Ellen Page – the new [insert name here]

I see that Roger Ebert has made Juno his film of the year (though we in the UK won’t get to see it until February 2008). Whilst other critical opinion may be divided as to whether it is any good or not, there seems to be a groundswell of opinion that Ellen Page, the 20 year-old Canadian star of the film, is in line for Golden Globe and Oscar recognition for her central performance.

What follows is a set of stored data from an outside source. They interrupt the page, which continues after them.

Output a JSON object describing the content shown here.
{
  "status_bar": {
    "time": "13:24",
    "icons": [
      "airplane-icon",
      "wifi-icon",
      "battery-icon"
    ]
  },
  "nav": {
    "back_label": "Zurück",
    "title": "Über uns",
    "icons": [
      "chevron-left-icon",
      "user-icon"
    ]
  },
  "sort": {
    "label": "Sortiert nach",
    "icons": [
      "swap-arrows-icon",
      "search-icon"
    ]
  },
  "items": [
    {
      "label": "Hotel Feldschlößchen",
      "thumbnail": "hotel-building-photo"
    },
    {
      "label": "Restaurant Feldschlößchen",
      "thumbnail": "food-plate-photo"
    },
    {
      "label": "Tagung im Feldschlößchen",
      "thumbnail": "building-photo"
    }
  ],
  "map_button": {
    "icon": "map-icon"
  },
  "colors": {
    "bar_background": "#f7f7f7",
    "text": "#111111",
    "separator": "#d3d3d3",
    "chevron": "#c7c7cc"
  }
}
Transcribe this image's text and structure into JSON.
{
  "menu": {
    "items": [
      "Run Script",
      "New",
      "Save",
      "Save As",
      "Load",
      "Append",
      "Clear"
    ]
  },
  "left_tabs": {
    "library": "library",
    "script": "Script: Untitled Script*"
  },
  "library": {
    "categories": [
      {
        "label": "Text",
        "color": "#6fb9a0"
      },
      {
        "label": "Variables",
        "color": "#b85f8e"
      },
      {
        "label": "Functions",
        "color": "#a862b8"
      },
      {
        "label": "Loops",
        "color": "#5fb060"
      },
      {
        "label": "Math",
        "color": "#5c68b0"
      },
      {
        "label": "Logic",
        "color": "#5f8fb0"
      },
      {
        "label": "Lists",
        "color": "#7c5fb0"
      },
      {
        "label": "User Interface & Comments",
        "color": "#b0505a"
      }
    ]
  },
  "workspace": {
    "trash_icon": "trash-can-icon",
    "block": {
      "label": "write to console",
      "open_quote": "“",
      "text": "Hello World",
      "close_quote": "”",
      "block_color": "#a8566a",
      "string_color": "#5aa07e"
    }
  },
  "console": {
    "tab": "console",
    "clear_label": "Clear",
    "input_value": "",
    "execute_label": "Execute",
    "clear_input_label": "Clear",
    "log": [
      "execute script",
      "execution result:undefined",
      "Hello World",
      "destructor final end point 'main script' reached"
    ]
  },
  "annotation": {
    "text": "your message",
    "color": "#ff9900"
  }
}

Page is indeed a very talented young actress; her turn in David Slade’s 2005 shocker Hard Candy was sensational, showing a maturity beyond her meagre years etc etc etc… But what is the media’s obsession with calling her ‘the new Natalie Portman’ or ‘the new Winona Ryder’? This seems to be a curiously female phenomenon: is anyone ever seriously referred to as ‘the new George Clooney’, for instance? Okay, so I recall that Brad Pitt was once labelled ‘the new Robert Redford’ but no-one seemed to take that at all seriously. But we get ‘Scarlett Johansson is the new Marilyn Monroe’, ‘Angelina Jolie is the new Elizabeth Taylor’, ‘Naomi Watts is the new Nicole Kidman’, and Nicole Kidman is seemingly the new practically-fucking-everybody.

The idea that young actresses must follow in the footsteps of those who have gone before is patronising at best, and sexist at worst, and as simplistically narrow-minded as, for instance, labelling an up-and-coming black comedian “the new Richard Pryor” or “the new Eddie Murphy” by virtue of their skin colour alone. Stop it, please. It’s plain lazy.

Juno, by the way, looks really good, somewhat akin to Terry Zwigoff’s 2001 adaptation of Ghost World, a film I like very very much. So I guess that makes Ellen Page the new Thora Birch.